Looking at the Securities and Exchange Commission’s Investment Advisory Committee as a proxy for the relative influence of the shareholder empowerment movement gives one the distinct impression that the SEC is, at the least, unduly influenced, if not fully captured.

Shareholder empowerment advocates—primarily, but not exclusively, those who represent the interests of public pension funds and union-related funds—call for shifting corporate decision-making authority toward shareholders and away from boards of directors and executive management. The effect on corporate governance is to allow uninformed shareholders an ever-increasing power to interfere with the decision-making of the most informed loci of corporate authority. The end results of this approach are suboptimal board and executive decision-making, fewer successful companies willing to become or remain publicly traded and constraints on society’s ability to create economic wealth.

Congress created the IAC under Section 911 of the Dodd-Frank Act, with the drafted purpose to:

advise  and  consult  with  the  Commission [SEC]  on … regulatory priorities of the Commission; … issues  relating  to  the  regulation  of  securities products, trading  strategies, and  fee  structures, and the effectiveness of disclosure; …  initiatives  to  protect  investor  interest;  and  … initiatives to promote investor confidence and the integrity of the securities marketplace; and … submit  to  the  Commission  such  findings  and  recommendations  as  the  Committee determines  are  appropriate, including  recommendations  for  proposed  legislative changes.

This sounds innocuous enough.
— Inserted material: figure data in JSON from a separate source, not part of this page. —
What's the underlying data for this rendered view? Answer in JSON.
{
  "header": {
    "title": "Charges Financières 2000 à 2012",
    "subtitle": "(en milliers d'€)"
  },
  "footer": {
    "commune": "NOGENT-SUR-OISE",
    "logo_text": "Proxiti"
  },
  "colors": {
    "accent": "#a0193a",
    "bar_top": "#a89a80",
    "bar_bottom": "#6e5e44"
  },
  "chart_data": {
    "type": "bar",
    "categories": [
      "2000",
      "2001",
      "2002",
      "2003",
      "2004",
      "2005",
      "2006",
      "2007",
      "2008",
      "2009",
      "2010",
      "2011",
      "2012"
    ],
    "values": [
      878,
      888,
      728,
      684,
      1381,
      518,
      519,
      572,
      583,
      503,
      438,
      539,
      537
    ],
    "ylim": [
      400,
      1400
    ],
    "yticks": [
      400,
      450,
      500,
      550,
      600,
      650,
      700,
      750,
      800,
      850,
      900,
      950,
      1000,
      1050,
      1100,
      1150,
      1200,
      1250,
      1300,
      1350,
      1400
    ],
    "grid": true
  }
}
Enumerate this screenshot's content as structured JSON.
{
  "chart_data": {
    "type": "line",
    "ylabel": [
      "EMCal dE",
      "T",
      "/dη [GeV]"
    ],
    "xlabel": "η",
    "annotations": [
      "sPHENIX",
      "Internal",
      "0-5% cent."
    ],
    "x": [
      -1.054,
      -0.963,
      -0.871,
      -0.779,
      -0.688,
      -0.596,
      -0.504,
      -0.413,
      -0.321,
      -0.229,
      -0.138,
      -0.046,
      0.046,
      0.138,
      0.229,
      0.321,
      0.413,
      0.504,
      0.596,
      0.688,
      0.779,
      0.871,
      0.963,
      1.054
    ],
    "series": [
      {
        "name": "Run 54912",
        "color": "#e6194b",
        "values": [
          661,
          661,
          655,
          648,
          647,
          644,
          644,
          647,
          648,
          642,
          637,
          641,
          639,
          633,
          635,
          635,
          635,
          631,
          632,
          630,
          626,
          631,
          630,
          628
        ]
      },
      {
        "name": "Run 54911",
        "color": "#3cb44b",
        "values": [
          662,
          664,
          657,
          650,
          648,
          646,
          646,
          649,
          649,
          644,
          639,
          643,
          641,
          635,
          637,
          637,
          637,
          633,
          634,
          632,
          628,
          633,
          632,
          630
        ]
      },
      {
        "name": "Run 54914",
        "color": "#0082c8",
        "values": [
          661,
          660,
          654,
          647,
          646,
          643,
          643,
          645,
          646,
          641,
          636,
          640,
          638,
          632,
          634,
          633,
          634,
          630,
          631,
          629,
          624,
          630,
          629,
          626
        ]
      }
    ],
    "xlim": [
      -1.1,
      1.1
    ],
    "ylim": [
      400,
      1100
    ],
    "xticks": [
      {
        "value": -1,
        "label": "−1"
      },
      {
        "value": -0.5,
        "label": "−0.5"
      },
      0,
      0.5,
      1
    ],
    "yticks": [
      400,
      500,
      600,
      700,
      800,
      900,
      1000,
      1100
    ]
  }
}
Moreover, it appears Section 911’s authors expected membership to be broadly based and to represent a variety of interests:

The members of the Committee shall be … the Investor Advocate [heads the Office of the Investor Advocate, a new office established by Section 915 of the Dodd-Frank Act]; … a representative of State securities commissions; … a representative of the interests of senior citizens; and … not fewer than 10, and not more than 20, members appointed by the Commission, from among individuals who … represent the interests of individual equity and debt investors, including investors in mutual funds; … represent the interests of institutional investors, including the interests of pension funds and registered investment companies; … are knowledgeable about investment issues and decisions; and … have reputations of integrity.

Nevertheless, like a lot of legislation, Section 911 has had unintended consequences. The IAC’s membership has been dominated by shareholder empowerment advocates. I estimate at least seven of the 18 members can be considered movement supporters, including Chairman Kurt Schacht of the CFA Institute and Vice Chairman Anne Sheehan, Vice Chairman of the California State Teachers’ Retirement System, who presumably set the committee’s agenda.

Given this bias, it should not come as a surprise that one item on the IAC’s meeting agenda earlier this month was a discussion of Snap Inc.’s recent initial public offering with a dual-class share structure that did not offer voting rights to purchasers. The shareholder empowerment movement’s abhorrence of dual-class share structures—based solely on the fact that they reduce or eliminate the voting power of the typical stockholder—is nonsensical. This structure has been used by some of the most successful companies in the world—including Alphabet (Google), Berkshire Hathaway, Alibaba Group, Facebook, Under Armour and LinkedIn—to create enormous wealth for their stockholders.

Moreover, the Snap IPO was hugely successful. Snap priced its offering at $17 per share, giving it a market valuation of roughly $24 billion. The book was more than 10 times oversubscribed and Snap could have priced the IPO at up to $19 per share. So whose interest are shareholder empowerment advocates trying to protect when they attack dual-class share structures?  It appears the interest of most concern to the movement is its own, as the more dual-class share structures there are, the less power the movement has.

Shareholder empowerment advocates do not need any extra help from the Dodd-Frank Act to have a major impact on corporate governance. As Congress and the White House continue to review sections of the Dodd-Frank Act to be amended or repealed altogether, Section 911 should be included on that list.